For honest comparison: MEE6 has the most name recognition for leveling, Carl-bot has the deepest reaction-role logic, Dyno is reliable for straightforward moderation, and Arcane focuses on leveling and YouTube. Each does its niche well. PeakBot's pitch is consolidating those jobs into one free bot with AI on top, not claiming the others are bad at what they do.

FAQ

Can I auto-assign roles based on voice activity, not just messages?

Yes. PeakBot's XP system awards XP for time spent in voice channels, not only for text messages. That means a member who's active in voice but rarely types can still earn @Active and higher tier roles, and your role rewards will reflect real participation across both.

Will activity and tenure roles apply retroactively to existing members?

Tenure roles generally do, because they read the member's original join date, so someone who's already been in the server for a year qualifies for a 180-day @Veteran role immediately. Activity roles based on XP usually start counting from when you turn the system on, since the bot can't reconstruct messages it never tracked.
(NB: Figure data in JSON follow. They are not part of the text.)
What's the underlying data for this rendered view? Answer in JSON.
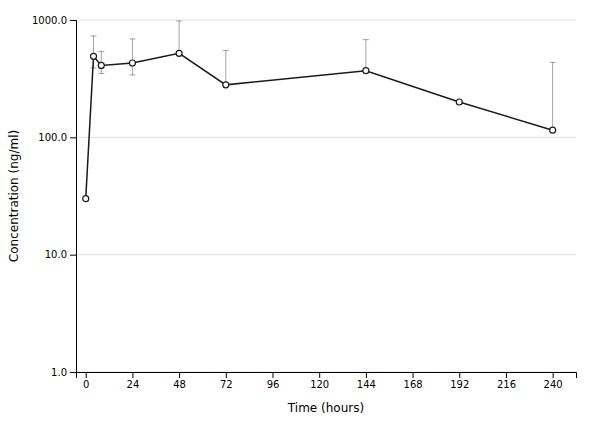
{
  "chart_data": {
    "type": "line",
    "xlabel": "Time (hours)",
    "ylabel": "Concentration (ng/ml)",
    "x": [
      0,
      4,
      8,
      24,
      48,
      72,
      144,
      192,
      240
    ],
    "series": [
      {
        "color": "#1a1a1a",
        "marker": "circle",
        "values": [
          30,
          490,
          410,
          430,
          520,
          280,
          370,
          200,
          115
        ],
        "yerr_upper": [
          0,
          240,
          130,
          260,
          460,
          270,
          310,
          0,
          320
        ],
        "yerr_lower": [
          0,
          100,
          60,
          90,
          0,
          0,
          0,
          0,
          0
        ]
      }
    ],
    "xlim": [
      -5,
      252
    ],
    "ylim": [
      1,
      1000
    ],
    "xticks": [
      0,
      24,
      48,
      72,
      96,
      120,
      144,
      168,
      192,
      216,
      240
    ],
    "yticks": [
      {
        "value": 1,
        "label": "1.0"
      },
      {
        "value": 10,
        "label": "10.0"
      },
      {
        "value": 100,
        "label": "100.0"
      },
      {
        "value": 1000,
        "label": "1000.0"
      }
    ],
    "log": "y",
    "grid": true
  }
}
Plan to seed or manually assign a few obvious veterans the first time.

How do I stop people from farming XP to abuse activity roles?

Set per-message XP cooldowns so spamming one-word messages doesn't pile up XP, exclude bot-command and spam channels from earning XP, and lean on context-aware moderation to catch low-effort flooding. Combining an activity threshold and a tenure threshold for higher roles also makes farming much harder, since time can't be rushed.

Do I need Pro to set up activity and tenure roles?

No. XP, leveling, voice XP, role rewards, and auto-roles are part of PeakBot's free feature set with no time limit. The AI Server Builder that generates an entire role structure from a prompt is the Pro feature, but you can build every rule in this guide by hand for free.

Should activity roles ever be removed automatically?

Only the ones whose meaning is "active right now," like @Active or @Contributor. Use XP decay or periodic pruning to keep those honest. Tenure and veteran roles should stay permanent, since they reward history, not current presence.